To the editors:
Your recent editorial (“Go Forth,”
Oct. 11) highlighted the many immediate benefits of the College’s new
policy on international travel. In addition to the broadened options
for students, it might also be helpful to note how the process of
policy review might change the paradigm for issues relevant to
undergraduates.
Throughout the last two semesters, scores of students became
passionate about the issue of travel policy reform. Enlisting allies
through an online petition, seeking the help of the Undergraduate
Council, publishing a potent editorial in The Crimson, consulting with
allies in the faculty, and amicably (but no less forcefully) lobbying
University Hall, students saw the matter through from start to finish.

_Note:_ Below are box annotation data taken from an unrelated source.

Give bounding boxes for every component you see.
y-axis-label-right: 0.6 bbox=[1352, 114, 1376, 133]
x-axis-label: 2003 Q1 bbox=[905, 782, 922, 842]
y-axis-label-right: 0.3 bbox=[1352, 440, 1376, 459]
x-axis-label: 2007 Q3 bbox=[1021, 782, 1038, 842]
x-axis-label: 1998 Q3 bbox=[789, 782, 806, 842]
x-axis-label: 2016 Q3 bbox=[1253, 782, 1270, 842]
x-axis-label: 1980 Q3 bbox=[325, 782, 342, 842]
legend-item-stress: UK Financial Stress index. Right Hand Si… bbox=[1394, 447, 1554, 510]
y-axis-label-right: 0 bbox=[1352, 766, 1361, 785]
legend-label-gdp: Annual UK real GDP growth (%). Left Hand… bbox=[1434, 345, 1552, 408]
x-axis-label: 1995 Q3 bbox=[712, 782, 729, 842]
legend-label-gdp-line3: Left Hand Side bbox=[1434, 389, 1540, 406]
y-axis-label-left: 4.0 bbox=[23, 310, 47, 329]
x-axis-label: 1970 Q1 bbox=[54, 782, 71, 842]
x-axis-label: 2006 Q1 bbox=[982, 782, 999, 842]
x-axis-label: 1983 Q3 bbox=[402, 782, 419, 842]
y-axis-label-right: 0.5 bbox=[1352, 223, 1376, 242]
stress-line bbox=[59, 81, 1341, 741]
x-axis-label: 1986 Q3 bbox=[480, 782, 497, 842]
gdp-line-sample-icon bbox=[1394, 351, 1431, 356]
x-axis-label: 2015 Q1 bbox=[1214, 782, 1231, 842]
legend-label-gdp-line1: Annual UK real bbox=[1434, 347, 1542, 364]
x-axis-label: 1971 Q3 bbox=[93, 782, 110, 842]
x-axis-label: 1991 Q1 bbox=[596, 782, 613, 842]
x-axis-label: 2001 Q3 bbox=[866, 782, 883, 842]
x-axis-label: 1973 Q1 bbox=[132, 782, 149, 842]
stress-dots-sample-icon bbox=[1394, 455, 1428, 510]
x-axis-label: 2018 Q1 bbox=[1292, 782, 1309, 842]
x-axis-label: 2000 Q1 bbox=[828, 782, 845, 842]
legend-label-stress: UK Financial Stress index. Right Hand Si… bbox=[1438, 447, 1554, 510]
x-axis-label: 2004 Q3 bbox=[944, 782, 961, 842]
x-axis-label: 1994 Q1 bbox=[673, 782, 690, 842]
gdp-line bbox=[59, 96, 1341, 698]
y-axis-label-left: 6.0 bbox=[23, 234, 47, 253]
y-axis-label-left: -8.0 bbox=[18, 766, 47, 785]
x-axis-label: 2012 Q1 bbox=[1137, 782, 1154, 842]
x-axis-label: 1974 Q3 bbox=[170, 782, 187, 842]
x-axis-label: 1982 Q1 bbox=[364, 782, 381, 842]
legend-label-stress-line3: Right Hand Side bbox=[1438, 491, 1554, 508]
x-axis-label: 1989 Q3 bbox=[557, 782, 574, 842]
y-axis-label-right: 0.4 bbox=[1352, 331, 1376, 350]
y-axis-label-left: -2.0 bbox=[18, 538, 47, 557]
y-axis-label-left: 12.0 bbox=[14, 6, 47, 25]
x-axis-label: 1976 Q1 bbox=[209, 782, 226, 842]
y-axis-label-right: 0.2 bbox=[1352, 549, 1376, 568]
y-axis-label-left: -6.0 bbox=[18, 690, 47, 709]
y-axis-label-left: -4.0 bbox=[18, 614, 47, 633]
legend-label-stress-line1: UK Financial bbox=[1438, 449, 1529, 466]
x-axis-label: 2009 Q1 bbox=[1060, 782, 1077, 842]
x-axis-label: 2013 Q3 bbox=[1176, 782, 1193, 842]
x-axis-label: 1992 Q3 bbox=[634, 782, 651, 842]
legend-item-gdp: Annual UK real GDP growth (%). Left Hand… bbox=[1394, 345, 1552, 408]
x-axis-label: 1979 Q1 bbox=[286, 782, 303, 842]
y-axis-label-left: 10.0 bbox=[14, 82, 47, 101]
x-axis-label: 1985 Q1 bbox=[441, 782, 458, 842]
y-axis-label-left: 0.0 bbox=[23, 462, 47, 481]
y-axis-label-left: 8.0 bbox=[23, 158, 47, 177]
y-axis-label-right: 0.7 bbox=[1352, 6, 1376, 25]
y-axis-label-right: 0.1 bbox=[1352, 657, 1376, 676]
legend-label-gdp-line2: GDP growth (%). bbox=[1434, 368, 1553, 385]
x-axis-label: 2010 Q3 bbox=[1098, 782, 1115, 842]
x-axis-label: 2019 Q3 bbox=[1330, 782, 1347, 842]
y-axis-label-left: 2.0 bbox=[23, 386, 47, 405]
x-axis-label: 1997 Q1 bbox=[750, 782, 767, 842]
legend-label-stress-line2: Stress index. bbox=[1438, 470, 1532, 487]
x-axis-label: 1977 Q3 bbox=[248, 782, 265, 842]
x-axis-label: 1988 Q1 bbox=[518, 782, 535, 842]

Once Dean of the College Benedict H. Gross ’71 assembled a
committee (comprising faculty, members of the administration, and a
student) to examine the topic, the students’ voice was not only heard
but heeded. The committee’s work was truly a collaboration of all
parties, and the result is a policy with which most seem to be
pleased—a result all too uncommon in contentious situations like this
one.
My hope is that our work in this matter will extend far beyond
the realm of travel policy. Students stand to benefit tremendously from
having a powerful voice, successful campaigns, collaborative working
groups, and resulting policies that satisfy the entire community.
Though this campaign was perhaps unprecedented in its speed, success,
and level of student inclusion, I can only hope that its process will
not remain unique for long.
MATTHEW R. GREENFIELD ’08
October 13, 2005
The writer was the student representative to the committee which recommended the College’s revised travel policy.